By this time, Victoria Police had taken an active interest in Ridsdale and this would lead to his first conviction in 1993 after he pleaded guilty to 30 counts of indecent assault against nine boys aged between 12 and 16 between 1974 and 1980.
But here again there is anecdotal evidence of certain police inveigling themselves on the outcome, tampering with evidence, victim statements disappearing. Ridsdale’s more serious crimes involving penetrative rape were not pursued at this time. He was sentenced to 12 months’ imprisonment with a non-parole period of three months.
I know of one victim who had made a statement to VicPol detectives in 1985 alleging Ridsdale had raped him in 1983. The victim is now a police officer in another jurisdiction.
At the time of the offence, the victim’s father was ill in hospital suffering from cancer. It was thought he would not survive. Ridsdale raped the teen at the man’s home in Mortlake and then took the 40-minute drive to Warrnambool Base Hospital to administer the last rites.
The victim’s statement went missing and was never found. He contacted VicPol’s Sano Task Force several years ago but they had no knowledge of his allegations and inquiries confirmed the statement had vanished. That episode would form the basis of charges to which Ridsdale pleaded guilty almost a quarter of a century after his first conviction.
Recently, I became aware of three priests in Ballarat in the 1990s who had a number of things in common. They had all been expelled from seminaries for misconduct. All three were considered to be inappropriate persons to join the priesthood. But Bishop Mulkearns persisted and sponsored their training in other seminaries. They would all become child sex offenders.
With a light, however dim, now shining on the Ballarat Diocese, those three priests were considered potentially embarrassing and were asked to leave the priesthood. They did so. They weren’t laicised as far as I can tell. Their names feature in the annual Australian Catholic Directory; where they were ordained, what parishes they served. In the edition of the directory the following year, they were gone. Vanished. Like ghosts.

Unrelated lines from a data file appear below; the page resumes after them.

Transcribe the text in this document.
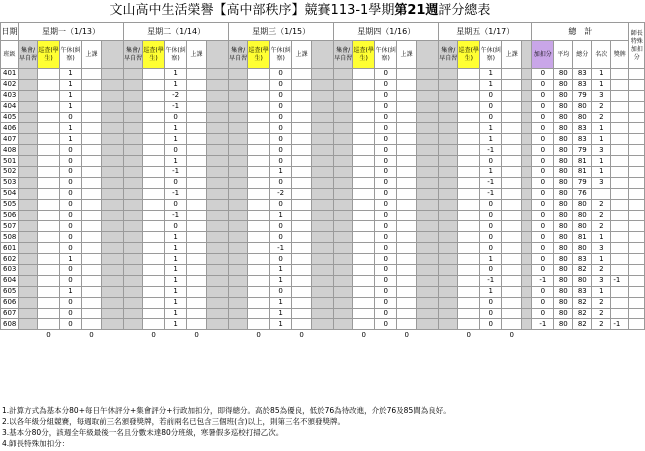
文山高中生活榮譽【高中部秩序】競賽113-1學期第21週評分總表
日期	星期一（1/13）					星期二（1/14）					星期三（1/15）					星期四（1/16）					星期五（1/17）					總　計					師長特殊加扣分
班級	集會/早自習	巡查(學生)	午休(糾察)	上課		集會/早自習	巡查(學生)	午休(糾察)	上課		集會/早自習	巡查(學生)	午休(糾察)	上課		集會/早自習	巡查(學生)	午休(糾察)	上課		集會/早自習	巡查(學生)	午休(糾察)	上課		加扣分	平均	總分	名次	獎牌	
401			1					1					0					0					1			0	80	83	1		
402			1					1					0					0					1			0	80	83	1		
403			1					-2					0					0					0			0	80	79	3		
404			1					-1					0					0					0			0	80	80	2		
405			0					0					0					0					0			0	80	80	2		
406			1					1					0					0					1			0	80	83	1		
407			1					1					0					0					1			0	80	83	1		
408			0					0					0					0					-1			0	80	79	3		
501			0					1					0					0					0			0	80	81	1		
502			0					-1					1					0					1			0	80	81	1		
503			0					0					0					0					-1			0	80	79	3		
504			0					-1					-2					0					-1			0	80	76			
505			0					0					0					0					0			0	80	80	2		
506			0					-1					1					0					0			0	80	80	2		
507			0					0					0					0					0			0	80	80	2		
508			0					1					0					0					0			0	80	81	1		
601			0					1					-1					0					0			0	80	80	3		
602			1					1					0					0					1			0	80	83	1		
603			0					1					1					0					0			0	80	82	2		
604			0					1					1					0					-1			-1	80	80	3	-1	
605			1					1					0					0					1			0	80	83	1		
606			0					1					1					0					0			0	80	82	2		
607			0					1					1					0					0			0	80	82	2		
608			0					1					1					0					0			-1	80	82	2	-1	
		0		0			0		0			0		0			0		0			0		0							
1.計算方式為基本分80+每日午休評分+集會評分+行政加扣分，即得總分。高於85為優良，低於76為待改進，介於76及85間為良好。
2.以各年級分組競賽，每週取前三名頒發獎牌，若前兩名已包含三個班(含)以上，則第三名不頒發獎牌。
3.基本分80分，該週全年級最後一名且分數未達80分班級，寒暑假多巡校打掃乙次。
4.師長特殊加扣分：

All three had been persuaded to leave the arms of the Church. They had come to the attention of police but were never charged nor subject to any police investigation. They were waved through and allowed to set themselves up as ordinary citizens in communities that could have no idea what threat they posed. That was 1995.

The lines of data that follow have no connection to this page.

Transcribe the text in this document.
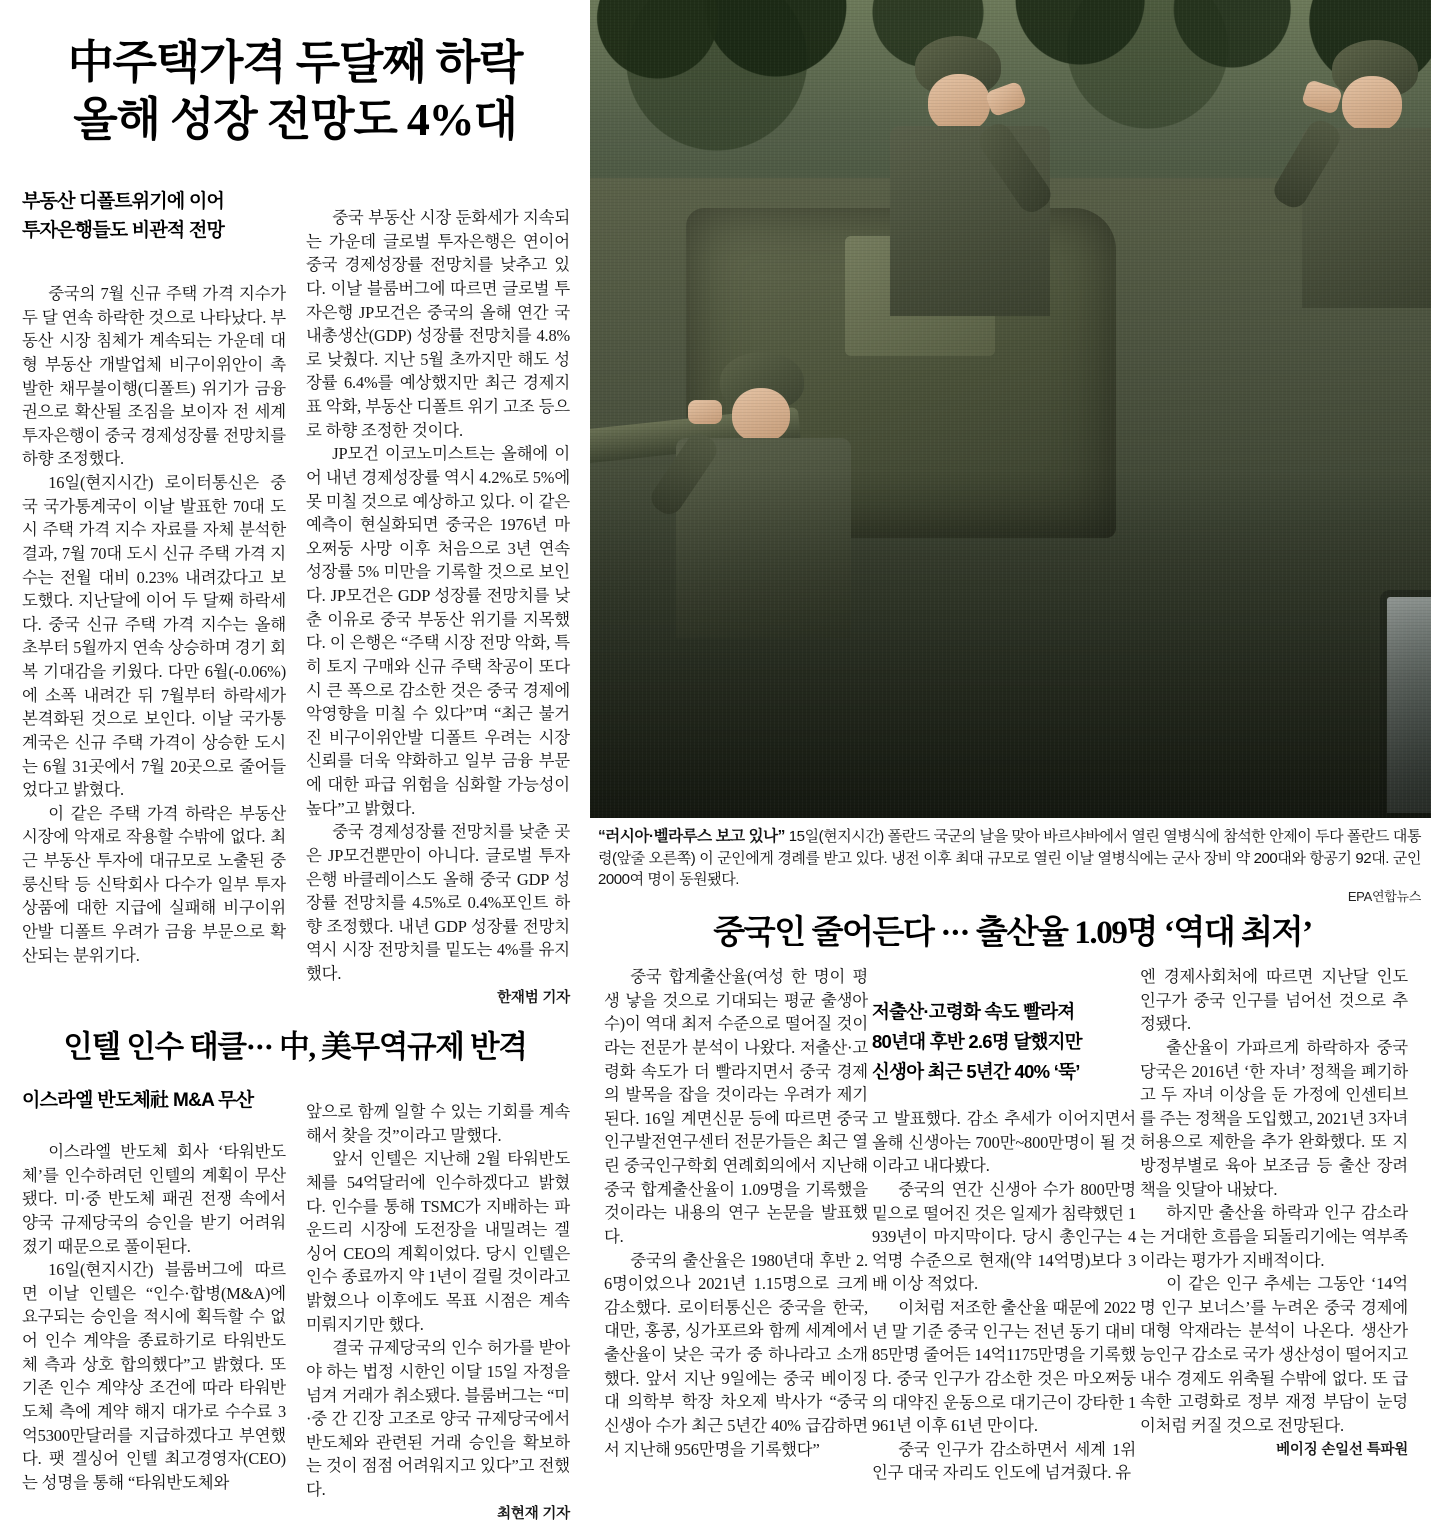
中주택가격 두달째 하락
올해 성장 전망도 4%대
부동산 디폴트위기에 이어
투자은행들도 비관적 전망

중국의 7월 신규 주택 가격 지수가 두 달 연속 하락한 것으로 나타났다. 부동산 시장 침체가 계속되는 가운데 대형 부동산 개발업체 비구이위안이 촉발한 채무불이행(디폴트) 위기가 금융권으로 확산될 조짐을 보이자 전 세계 투자은행이 중국 경제성장률 전망치를 하향 조정했다.

16일(현지시간) 로이터통신은 중국 국가통계국이 이날 발표한 70대 도시 주택 가격 지수 자료를 자체 분석한 결과, 7월 70대 도시 신규 주택 가격 지수는 전월 대비 0.23% 내려갔다고 보도했다. 지난달에 이어 두 달째 하락세다. 중국 신규 주택 가격 지수는 올해 초부터 5월까지 연속 상승하며 경기 회복 기대감을 키웠다. 다만 6월(-0.06%)에 소폭 내려간 뒤 7월부터 하락세가 본격화된 것으로 보인다. 이날 국가통계국은 신규 주택 가격이 상승한 도시는 6월 31곳에서 7월 20곳으로 줄어들었다고 밝혔다.

이 같은 주택 가격 하락은 부동산 시장에 악재로 작용할 수밖에 없다. 최근 부동산 투자에 대규모로 노출된 중룽신탁 등 신탁회사 다수가 일부 투자 상품에 대한 지급에 실패해 비구이위안발 디폴트 우려가 금융 부문으로 확산되는 분위기다.

중국 부동산 시장 둔화세가 지속되는 가운데 글로벌 투자은행은 연이어 중국 경제성장률 전망치를 낮추고 있다. 이날 블룸버그에 따르면 글로벌 투자은행 JP모건은 중국의 올해 연간 국내총생산(GDP) 성장률 전망치를 4.8%로 낮췄다. 지난 5월 초까지만 해도 성장률 6.4%를 예상했지만 최근 경제지표 악화, 부동산 디폴트 위기 고조 등으로 하향 조정한 것이다.

JP모건 이코노미스트는 올해에 이어 내년 경제성장률 역시 4.2%로 5%에 못 미칠 것으로 예상하고 있다. 이 같은 예측이 현실화되면 중국은 1976년 마오쩌둥 사망 이후 처음으로 3년 연속 성장률 5% 미만을 기록할 것으로 보인다. JP모건은 GDP 성장률 전망치를 낮춘 이유로 중국 부동산 위기를 지목했다. 이 은행은 “주택 시장 전망 악화, 특히 토지 구매와 신규 주택 착공이 또다시 큰 폭으로 감소한 것은 중국 경제에 악영향을 미칠 수 있다”며 “최근 불거진 비구이위안발 디폴트 우려는 시장 신뢰를 더욱 약화하고 일부 금융 부문에 대한 파급 위험을 심화할 가능성이 높다”고 밝혔다.

중국 경제성장률 전망치를 낮춘 곳은 JP모건뿐만이 아니다. 글로벌 투자은행 바클레이스도 올해 중국 GDP 성장률 전망치를 4.5%로 0.4%포인트 하향 조정했다. 내년 GDP 성장률 전망치 역시 시장 전망치를 밑도는 4%를 유지했다.

한재범 기자
“러시아·벨라루스 보고 있나” 15일(현지시간) 폴란드 국군의 날을 맞아 바르샤바에서 열린 열병식에 참석한 안제이 두다 폴란드 대통령(앞줄 오른쪽) 이 군인에게 경례를 받고 있다. 냉전 이후 최대 규모로 열린 이날 열병식에는 군사 장비 약 200대와 항공기 92대. 군인 2000여 명이 동원됐다.
EPA연합뉴스
중국인 줄어든다 ··· 출산율 1.09명 ‘역대 최저’
저출산·고령화 속도 빨라져
80년대 후반 2.6명 달했지만
신생아 최근 5년간 40% ‘뚝’

중국 합계출산율(여성 한 명이 평생 낳을 것으로 기대되는 평균 출생아 수)이 역대 최저 수준으로 떨어질 것이라는 전문가 분석이 나왔다. 저출산·고령화 속도가 더 빨라지면서 중국 경제의 발목을 잡을 것이라는 우려가 제기된다. 16일 계면신문 등에 따르면 중국인구발전연구센터 전문가들은 최근 열린 중국인구학회 연례회의에서 지난해 중국 합계출산율이 1.09명을 기록했을 것이라는 내용의 연구 논문을 발표했다.

중국의 출산율은 1980년대 후반 2.6명이었으나 2021년 1.15명으로 크게 감소했다. 로이터통신은 중국을 한국, 대만, 홍콩, 싱가포르와 함께 세계에서 출산율이 낮은 국가 중 하나라고 소개했다. 앞서 지난 9일에는 중국 베이징대 의학부 학장 차오제 박사가 “중국 신생아 수가 최근 5년간 40% 급감하면서 지난해 956만명을 기록했다”

고 발표했다. 감소 추세가 이어지면서 올해 신생아는 700만~800만명이 될 것이라고 내다봤다.

중국의 연간 신생아 수가 800만명 밑으로 떨어진 것은 일제가 침략했던 1939년이 마지막이다. 당시 총인구는 4억명 수준으로 현재(약 14억명)보다 3배 이상 적었다.

이처럼 저조한 출산율 때문에 2022년 말 기준 중국 인구는 전년 동기 대비 85만명 줄어든 14억1175만명을 기록했다. 중국 인구가 감소한 것은 마오쩌둥의 대약진 운동으로 대기근이 강타한 1961년 이후 61년 만이다.

중국 인구가 감소하면서 세계 1위 인구 대국 자리도 인도에 넘겨줬다. 유

엔 경제사회처에 따르면 지난달 인도 인구가 중국 인구를 넘어선 것으로 추정됐다.

출산율이 가파르게 하락하자 중국 당국은 2016년 ‘한 자녀’ 정책을 폐기하고 두 자녀 이상을 둔 가정에 인센티브를 주는 정책을 도입했고, 2021년 3자녀 허용으로 제한을 추가 완화했다. 또 지방정부별로 육아 보조금 등 출산 장려책을 잇달아 내놨다.

하지만 출산율 하락과 인구 감소라는 거대한 흐름을 되돌리기에는 역부족이라는 평가가 지배적이다.

이 같은 인구 추세는 그동안 ‘14억명 인구 보너스’를 누려온 중국 경제에 대형 악재라는 분석이 나온다. 생산가능인구 감소로 국가 생산성이 떨어지고 내수 경제도 위축될 수밖에 없다. 또 급속한 고령화로 정부 재정 부담이 눈덩이처럼 커질 것으로 전망된다.

베이징 손일선 특파원
인텔 인수 태클··· 中, 美무역규제 반격
이스라엘 반도체社 M&A 무산

이스라엘 반도체 회사 ‘타워반도체’를 인수하려던 인텔의 계획이 무산됐다. 미·중 반도체 패권 전쟁 속에서 양국 규제당국의 승인을 받기 어려워졌기 때문으로 풀이된다.

16일(현지시간) 블룸버그에 따르면 이날 인텔은 “인수·합병(M&A)에 요구되는 승인을 적시에 획득할 수 없어 인수 계약을 종료하기로 타워반도체 측과 상호 합의했다”고 밝혔다. 또 기존 인수 계약상 조건에 따라 타워반도체 측에 계약 해지 대가로 수수료 3억5300만달러를 지급하겠다고 부연했다. 팻 겔싱어 인텔 최고경영자(CEO)는 성명을 통해 “타워반도체와

앞으로 함께 일할 수 있는 기회를 계속해서 찾을 것”이라고 말했다.

앞서 인텔은 지난해 2월 타워반도체를 54억달러에 인수하겠다고 밝혔다. 인수를 통해 TSMC가 지배하는 파운드리 시장에 도전장을 내밀려는 겔싱어 CEO의 계획이었다. 당시 인텔은 인수 종료까지 약 1년이 걸릴 것이라고 밝혔으나 이후에도 목표 시점은 계속 미뤄지기만 했다.

결국 규제당국의 인수 허가를 받아야 하는 법정 시한인 이달 15일 자정을 넘겨 거래가 취소됐다. 블룸버그는 “미·중 간 긴장 고조로 양국 규제당국에서 반도체와 관련된 거래 승인을 확보하는 것이 점점 어려워지고 있다”고 전했다.

최현재 기자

By this time, there were police engaged in the earnest investigation of offending priests and other clerics. They invariably describe their work at the time as largely unsupported by their senior colleagues. One detective who first brought the monstrous Christian Brother Ted Dowlan to justice wrote memos to senior police almost begging for the establishment of a task force. His requests were ignored.
Other detectives carried out their investigations largely in private, deeply suspicious of sharing information with colleagues in the fear that their investigations would be compromised.
That is the potted history. There’s more, of course. In Ballarat. In Melbourne and elsewhere in Victoria. It speaks of manifest failures, wilful ignorance and systemic corruption.
When we move to the present and VicPol’s Sano Task Force’s pursuit of George Pell ending in ignominy, the question must be asked, did Victoria Police seek to erase its dismal history by the failed pursuit of one man, a prince of the Church?
Consider an alternate reality where John Day had been charged and sentenced to a long term of imprisonment for his crimes against children in Mildura in 1972. Or if Ridsdale had been brought before the courts and prosecuted in Inglewood 1974. Hundreds of victims would have been spared the trauma of abuse. There is no other way of looking at it.
We understand the Catholic Church’s failings, the miserable felonious business of covering up and moving clerical paedophiles onto other parishes and new groups of unsuspecting victims. What is barely known is the role of the police in facilitating those crimes.
There’s no shortage of guilt. More than enough to go around.